Yawn: I see the NDP held a virtual Question Period on Twitter in an attempt to hold the Harper government to account. That effort was even less interesting than watching them try to do that live in the House of Commons.
Fortunately for the NDP, I doubt that other than a few journalists and those that didn't have anything better to do, no one was paying attention. It was boring and repetitious and it wasn't helped by people retweeting the same question over and over. I give them points for trying something different to attract attention away from the Trudeau Liberals, but this time it wasn't that impressive.
The problem for the NDP remains how do you counter the Trudeau media machine? Try as they might, at this point in time the public and media don't hang on Tom Mulcair's every word. It is a tough position to be in.
The NDP does have a major advantage when it comes to research initiatives. As the official opposition they have a bigger budget than the Liberals and more staff. They have the ability to do a lot more opposition research than the third place Liberals.
At the very least this should provide them with more opportunity to dig up scandals, spending mistakes and other miscues by the Conservatives. That in turn should raise their profile in Question Period which they dominate as they have more MPs and they ask more questions than the Liberals. The NDP has the ability to introduce and control much of the Question Period agenda with the subsequent media coverage that flows from it.
Governments always do better when the House isn't sitting. They can pick and choose what media release goes out on any given day and they know that it will make headlines simply because there isn't very much for reporters to write about. The opposition parties can only play catch up when that happens.

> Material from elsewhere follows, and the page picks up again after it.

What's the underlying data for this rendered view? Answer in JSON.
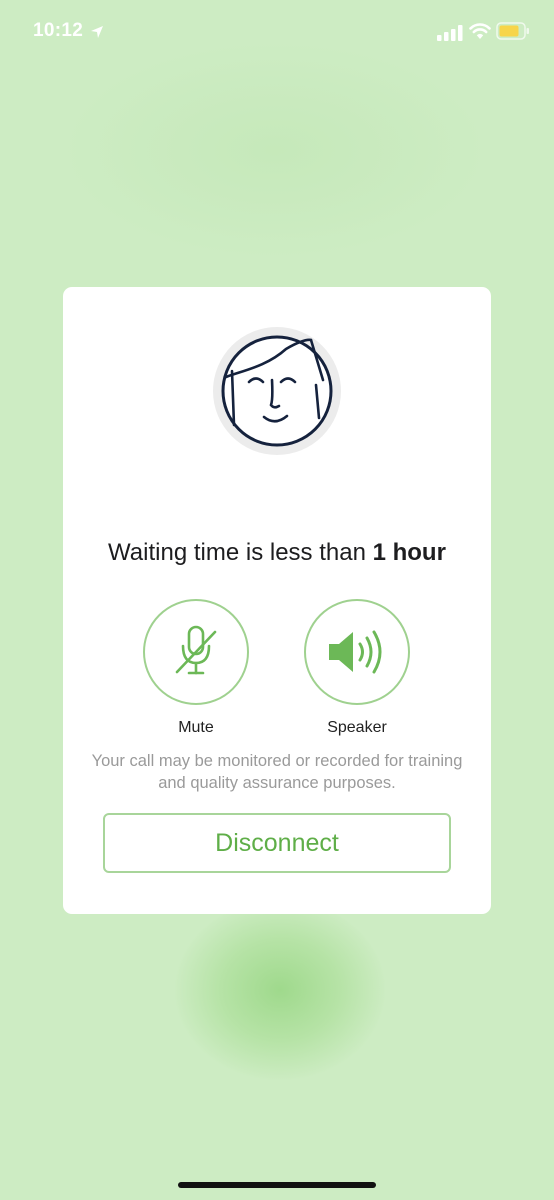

The NDP has to realize that when the House isn't sitting, other than their leader, most Canadians couldn't identify one of their critics by name. I dare say the same is true of the Liberals. They are going to have to keep Mulcair out there in the public eye. He is an able politician, a good speaker and fast on his feet when handling difficult questions. Not as much flash as Trudeau, but a lot more depth and experience. Why not put it to use?
If the NDP is so keen on Question Period, perhaps Mulcair (as he isn't on the road or in front of the media every day) can find time to revamp his critic line-up. He also needs to review how they conduct Question Period.
Let's face it, the time for playing nice with supporters of former leadership opponents is over. Mulcair needs to put in place his toughest line-up of critics if he wants to out muscle the Liberals in the media wars. Why on earth have three deputy leaders? Name one, stick with that person, raise their profile and have a solid substitute when he can't be in the House. Megan Leslie would be my choice. Very smart, articulate, knows her files and she has a very good style of questioning which clearly can get under the skin of Conservative ministers.
Other critics have also performed well and deserve a higher profile and a higher slot in the Question Period line-up. Alexandre Boulerice, Andrew Cash, Ryan Creary and Matthew Kellway come to mind, but there are others as well. Mulcair should also identify an MP to fill the clean-up position every day in Question Period, someone who doesn't need a pre-written question. Jason Kenney was in that role for us and he set the bar at a pretty high level for future opposition MPs trying to fill that role.
The NDP will have lots of opportunity to ask questions when the House comes back. It won't take long to remind the public of the recent Conservative scandals or for new issues to arise in the media. The Official Opposition has a serious role to play in our democratic process, it's time for Mulcair to do his homework and improve his existing team and forget about using gimmicks to attract the attention of Canadians.